Naquele momento, ele cruzou o olhar com alguém na multidão: uma figura chamativa, mas familiar. Um xamã que já havia realizado um ritual ali encarava Kwon Chae-woo, como se estivesse procurando algo. Ele franziu a testa de forma rude e descarada, retribuindo o olhar do xamã, que continuou a observá-lo atentamente.

“…”

“…”

De certa distância, o xamã murmurou algo inaudivelmente. Estranhamente, em vez de ignorar como um murmúrio insignificante de um estranho, ele conseguiu ler seus lábios com precisão.

‘Quando a lua estiver cheia, o cão vai uivar.’

O xamã puxou os cantos da boca para cima e sorriu. Embora sua boca estivesse bizarramente virada para cima, suas sobrancelhas caíram bruscamente. Parecia estar zombando de Chae-woo, sentindo pena dele, rindo dele.

Simultaneamente, a cabeça de Chae-woo latejou como se estivesse sendo atingida repetidamente por uma série de armas contundentes. Os protestos e o zumzum das pessoas ao seu redor só pioravam a dor de cabeça lancinante.

‘O que está acontecendo?!’

Kwon Chae-woo mordeu a língua com força até sentir o gosto de sangue, suportando toda a dor.

Como se o chão em que estava virasse de repente, seu rosto se contorceu violentamente, e seus olhos brilharam com vida.

Ele olhou para cima novamente, procurando o xamã, mas ele havia desaparecido sem deixar vestígios.

A aparência da árvore sagrada mudava a cada segundo. A árvore grandiosa e misteriosa que antes estava ali não existia mais.

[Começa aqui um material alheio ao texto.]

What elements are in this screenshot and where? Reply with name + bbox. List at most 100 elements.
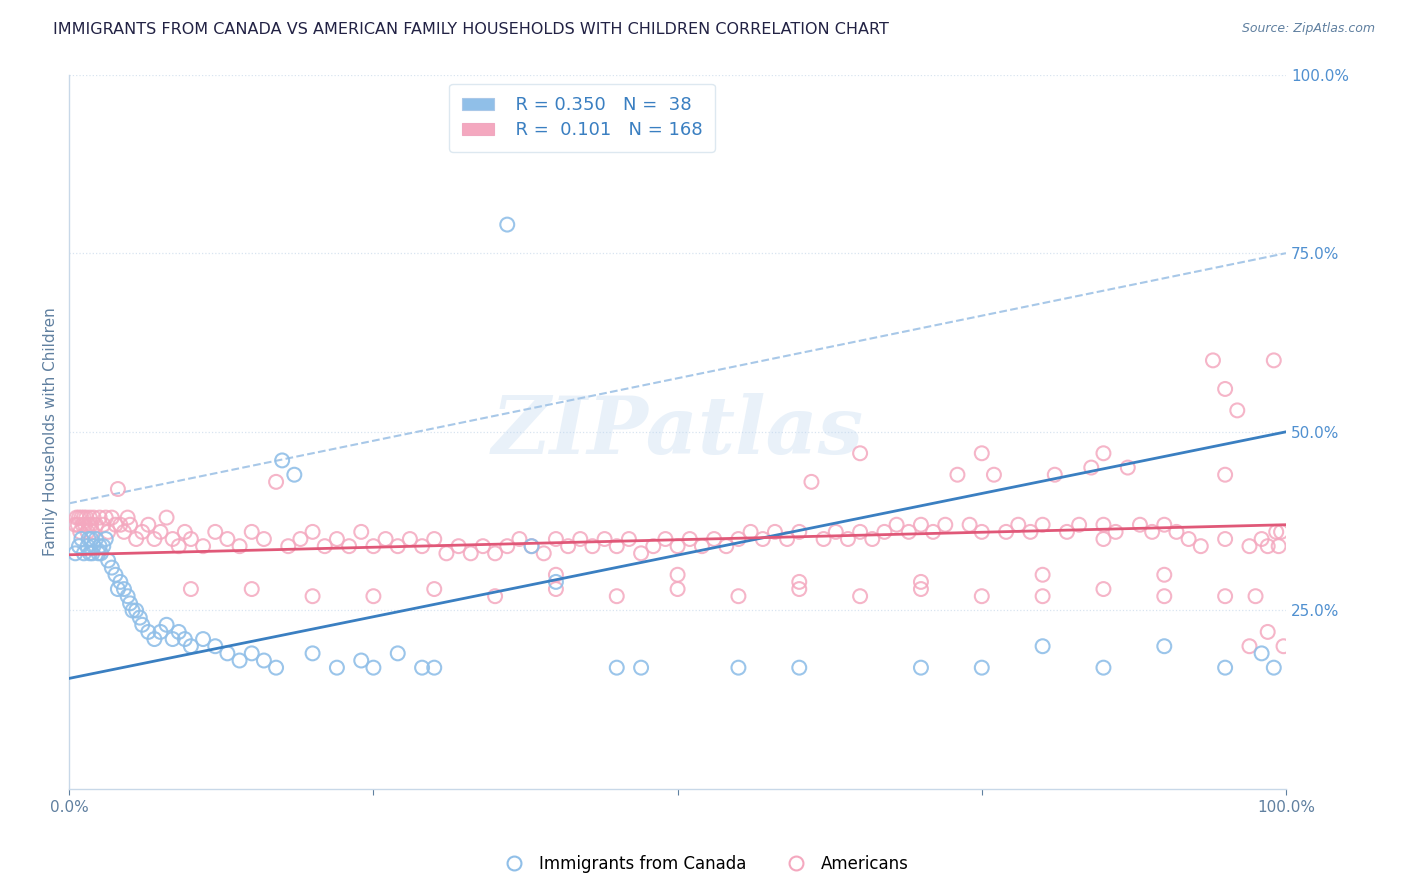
Point (787, 574, 810, 589)
Point (1202, 353, 1225, 368)
Point (716, 539, 738, 553)
Point (666, 567, 689, 582)
Point (143, 532, 166, 546)
Point (1263, 353, 1285, 368)
Point (107, 582, 129, 596)
Point (253, 532, 276, 546)
Point (191, 539, 214, 553)
Point (447, 539, 470, 553)
Point (1166, 524, 1188, 539)
Point (423, 582, 446, 596)
Point (76, 539, 98, 553)
Legend:   R = 0.350   N =  38,   R =  0.101   N = 168: R = 0.350 N = 38, R = 0.101 N = 168 (450, 84, 714, 152)
Point (740, 524, 762, 539)
Point (120, 596, 142, 610)
Point (946, 467, 969, 482)
Point (1007, 517, 1029, 532)
Point (363, 539, 385, 553)
Point (173, 524, 195, 539)
Point (240, 582, 263, 596)
Point (1056, 524, 1078, 539)
Point (813, 532, 835, 546)
Point (666, 582, 689, 596)
Point (1239, 639, 1261, 653)
Point (173, 632, 195, 646)
Point (217, 532, 239, 546)
Point (606, 539, 628, 553)
Point (508, 532, 530, 546)
Point (837, 532, 859, 546)
Point (1263, 660, 1285, 674)
Point (97, 524, 120, 539)
Point (593, 532, 616, 546)
Point (1032, 567, 1054, 582)
Point (910, 582, 932, 596)
Point (471, 89, 494, 103)
Point (131, 524, 153, 539)
Point (87, 546, 110, 560)
Point (666, 539, 689, 553)
Point (484, 589, 506, 603)
Point (399, 532, 422, 546)
Point (387, 539, 409, 553)
Point (1019, 524, 1042, 539)
Point (277, 539, 299, 553)
Point (1213, 467, 1236, 482)
Point (143, 632, 166, 646)
Point (983, 467, 1005, 482)
Point (910, 517, 932, 532)
Point (1080, 460, 1102, 475)
Point (314, 539, 336, 553)
Point (387, 646, 409, 660)
Point (217, 646, 239, 660)
Point (520, 539, 543, 553)
Point (83, 510, 105, 524)
Point (1213, 660, 1236, 674)
Point (121, 603, 143, 617)
Point (136, 517, 159, 532)
Point (101, 510, 124, 524)
Point (617, 532, 640, 546)
Point (290, 532, 312, 546)
Point (1116, 460, 1139, 475)
Point (110, 517, 132, 532)
Point (117, 510, 139, 524)
Point (180, 532, 202, 546)
Point (363, 589, 385, 603)
Text: ZIPatlas: ZIPatlas (492, 393, 863, 471)
Point (423, 532, 446, 546)
Point (569, 532, 592, 546)
Point (83, 539, 105, 553)
Point (1226, 403, 1249, 417)
Point (1092, 582, 1115, 596)
Point (110, 574, 132, 589)
Point (1213, 382, 1236, 396)
Point (228, 653, 250, 667)
Point (82, 546, 104, 560)
Point (1257, 539, 1279, 553)
Point (283, 467, 305, 482)
Point (125, 603, 148, 617)
Point (1092, 517, 1115, 532)
Point (131, 617, 153, 632)
Point (679, 532, 702, 546)
Point (970, 589, 993, 603)
Point (1032, 589, 1054, 603)
Point (787, 582, 810, 596)
Point (1239, 539, 1261, 553)
Point (703, 532, 725, 546)
Point (77, 517, 100, 532)
Point (995, 524, 1018, 539)
Point (167, 539, 190, 553)
Point (240, 524, 263, 539)
Point (84, 532, 107, 546)
Point (363, 660, 385, 674)
Point (934, 517, 956, 532)
Point (94, 510, 117, 524)
Point (69, 524, 91, 539)
Point (763, 524, 786, 539)
Point (72, 517, 94, 532)
Point (73, 510, 96, 524)
Point (149, 524, 172, 539)
Point (727, 589, 749, 603)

‘Você vai voltar. Hoje à noite.’

Kwon Chae-woo ouviu distintamente as últimas palavras do xamã: um sussurro furtivo, como o bater das asas de uma borboleta.

Algo estava definitivamente mudando.

* * *

“Choo-ja, bom trabalho.”

A longa operação de cinco horas finalmente chegou ao fim.

Depois de aplicar o soro, Lee-yeon soltou um longo suspiro. Assim que a tensão se dissipou de seu corpo, seus membros tremeram.

As pessoas estavam fixas na nova aparência da árvore sagrada, agora magricela como um poste de telefone. Alguns choravam, outros batiam os pés e avançavam contra Lee-yeon com raiva.

Kwon Chae-woo os empurrou para longe com facilidade e ficou orgulhosamente ao lado de Lee-yeon. Quando um homem tão alto e forte tinha um olhar frio nos olhos, as pessoas hesitavam em avançar.

“Huh? Chae-woo, como você chegou aqui?”

Ela olhou surpresa para o homem que havia aparecido sem avisar. Seus olhos se encheram de alegria e seus lábios se abriram em um sorriso. A garganta de Chae-woo de repente ardeu. Escusado será dizer que era um momento que ele desejava gravar em sua memória para sempre. Quando ele encostou a bochecha no topo da cabeça de Lee-yeon, ela afastou seu corpo grande.

“Estou cheia de musgo. Vai te sujar todo!”